The seL4 Foundation exists under the greater Linux Foundation which will, “Support the seL4 Foundation and community by providing expertise and services to increase community engagement, contributors and adopters, helping to take the OS ecosystem to the next level.” said Michael Dolan, VP of strategic programs for the Linux Foundation. “The open governance and standards-based model will provide a neutral, mature, and trustworthy framework to help advance an operating system that is readily deployable and optimized for security.”
This independent nonprofit aims to provide ongoing technical leadership, responsiveness, and support for the seL4 community.
The main goals of the seL4 Foundation are the following:
Along with CSIRO’s Data61, launch members include DornerWorks Ltd., Cog Systems Inc, HENSOLDT Cyber GmbH, and UNSW Sydney, all also members of the Linux Foundation. The initial governing board consists of Scientia Professor Gernot Heiser from UNSW Sydney and CSIRO’s Data61; June Andronick; Gerwin Klein, Chief Principal Research Scientist, CSIRO’s Data61; and Dr.

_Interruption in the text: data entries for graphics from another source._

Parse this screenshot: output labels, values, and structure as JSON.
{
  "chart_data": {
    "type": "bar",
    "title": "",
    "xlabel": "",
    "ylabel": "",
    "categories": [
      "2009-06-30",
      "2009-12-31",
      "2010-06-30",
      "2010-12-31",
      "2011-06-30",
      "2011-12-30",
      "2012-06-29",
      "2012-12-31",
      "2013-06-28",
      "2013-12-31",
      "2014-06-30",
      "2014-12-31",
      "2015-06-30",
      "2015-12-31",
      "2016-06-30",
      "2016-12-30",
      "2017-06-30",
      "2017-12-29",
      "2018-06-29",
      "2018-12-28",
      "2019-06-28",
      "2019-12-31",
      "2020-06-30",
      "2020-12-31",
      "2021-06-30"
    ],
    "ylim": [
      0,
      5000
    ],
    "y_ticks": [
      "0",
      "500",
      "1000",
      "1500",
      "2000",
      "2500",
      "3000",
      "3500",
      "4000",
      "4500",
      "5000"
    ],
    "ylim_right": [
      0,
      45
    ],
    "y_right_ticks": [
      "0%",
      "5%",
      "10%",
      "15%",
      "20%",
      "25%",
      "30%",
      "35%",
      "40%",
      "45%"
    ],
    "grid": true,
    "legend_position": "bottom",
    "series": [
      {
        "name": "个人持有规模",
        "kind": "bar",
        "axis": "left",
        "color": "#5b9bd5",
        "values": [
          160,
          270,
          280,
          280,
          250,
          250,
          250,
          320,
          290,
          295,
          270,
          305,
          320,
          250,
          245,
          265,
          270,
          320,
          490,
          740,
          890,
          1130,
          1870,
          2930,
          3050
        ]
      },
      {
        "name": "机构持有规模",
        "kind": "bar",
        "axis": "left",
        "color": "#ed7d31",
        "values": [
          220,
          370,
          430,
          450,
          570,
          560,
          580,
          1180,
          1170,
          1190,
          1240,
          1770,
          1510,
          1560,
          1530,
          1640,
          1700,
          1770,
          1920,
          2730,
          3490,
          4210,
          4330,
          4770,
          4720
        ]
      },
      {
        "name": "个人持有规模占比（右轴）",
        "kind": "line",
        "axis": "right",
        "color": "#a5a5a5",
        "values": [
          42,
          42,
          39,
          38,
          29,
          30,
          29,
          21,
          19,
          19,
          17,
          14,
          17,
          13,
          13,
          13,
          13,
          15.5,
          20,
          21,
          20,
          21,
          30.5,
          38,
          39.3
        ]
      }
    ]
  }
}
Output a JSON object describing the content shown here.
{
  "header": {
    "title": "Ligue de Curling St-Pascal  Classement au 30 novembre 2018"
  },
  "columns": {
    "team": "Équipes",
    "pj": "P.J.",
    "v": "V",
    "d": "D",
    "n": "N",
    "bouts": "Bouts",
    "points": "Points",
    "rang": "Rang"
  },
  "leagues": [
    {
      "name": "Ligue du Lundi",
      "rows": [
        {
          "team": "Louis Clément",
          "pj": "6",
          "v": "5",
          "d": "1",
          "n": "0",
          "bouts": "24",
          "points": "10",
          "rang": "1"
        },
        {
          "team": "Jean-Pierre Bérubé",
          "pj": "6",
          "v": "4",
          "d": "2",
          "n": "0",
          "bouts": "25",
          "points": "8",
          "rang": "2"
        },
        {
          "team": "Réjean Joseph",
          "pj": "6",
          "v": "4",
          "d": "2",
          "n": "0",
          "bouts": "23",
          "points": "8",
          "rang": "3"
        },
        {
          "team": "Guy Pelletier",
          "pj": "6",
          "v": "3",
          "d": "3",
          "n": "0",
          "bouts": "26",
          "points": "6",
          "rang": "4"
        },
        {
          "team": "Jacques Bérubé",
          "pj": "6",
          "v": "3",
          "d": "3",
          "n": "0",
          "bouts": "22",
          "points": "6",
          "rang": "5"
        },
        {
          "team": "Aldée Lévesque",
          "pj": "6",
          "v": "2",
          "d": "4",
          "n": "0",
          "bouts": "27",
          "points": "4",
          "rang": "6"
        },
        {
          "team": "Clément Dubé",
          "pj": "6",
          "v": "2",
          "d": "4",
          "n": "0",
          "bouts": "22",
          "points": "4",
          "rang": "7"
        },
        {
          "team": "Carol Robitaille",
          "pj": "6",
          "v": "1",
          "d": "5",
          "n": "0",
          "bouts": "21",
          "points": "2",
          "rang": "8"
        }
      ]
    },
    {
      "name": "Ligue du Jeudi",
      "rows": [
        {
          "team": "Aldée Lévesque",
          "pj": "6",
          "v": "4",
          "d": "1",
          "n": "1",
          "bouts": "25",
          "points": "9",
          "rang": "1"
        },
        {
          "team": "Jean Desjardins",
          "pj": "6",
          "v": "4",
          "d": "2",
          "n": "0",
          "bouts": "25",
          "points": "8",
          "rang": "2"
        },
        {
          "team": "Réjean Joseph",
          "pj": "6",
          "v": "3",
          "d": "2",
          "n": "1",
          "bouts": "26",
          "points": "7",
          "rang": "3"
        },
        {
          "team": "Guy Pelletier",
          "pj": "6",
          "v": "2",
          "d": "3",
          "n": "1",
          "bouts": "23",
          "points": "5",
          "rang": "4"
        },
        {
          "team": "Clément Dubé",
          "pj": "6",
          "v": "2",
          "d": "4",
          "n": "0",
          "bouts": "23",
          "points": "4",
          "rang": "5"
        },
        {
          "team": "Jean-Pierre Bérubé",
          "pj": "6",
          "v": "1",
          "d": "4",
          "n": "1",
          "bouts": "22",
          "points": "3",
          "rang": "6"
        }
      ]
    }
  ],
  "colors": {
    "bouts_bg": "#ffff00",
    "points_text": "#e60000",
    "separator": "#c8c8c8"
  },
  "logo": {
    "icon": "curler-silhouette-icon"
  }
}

John Launchbury.
Launchbury presented a real-life demonstration of the seL4 microkernel’s security potential as program manager of the HACMS program, funded by DARPA. After a team of government-trained penetration testers took over the controls of a commercially available drone in a matter of minutes, they were stumped for hours before giving up on hacking into a drone running the seL4 OS.
Launch member DornerWorks Ltd. has ported seL4 to the Xilinx Zynq UltraScale+ MPSoC, proposed its use as a method of enhancing security for IoT products, and furthered its use in open source application on RISC-V architecture. Secure product development using the seL4 microkernel has become one of DornerWorks primary services since the company’s engineers first began contributing to the seL4 codebase.
“The seL4 proof provides a secure foundation to answer the growing need for cyber-security,” says DornerWorks vice president of marketing and sales Lance Hilbelink. “By joining the seL4 Foundation, DornerWorks can do more to help accelerate customer adoption of seL4 as the trusted software base for their embedded products. We’re looking forward to the future of seL4 kernel and tool development.”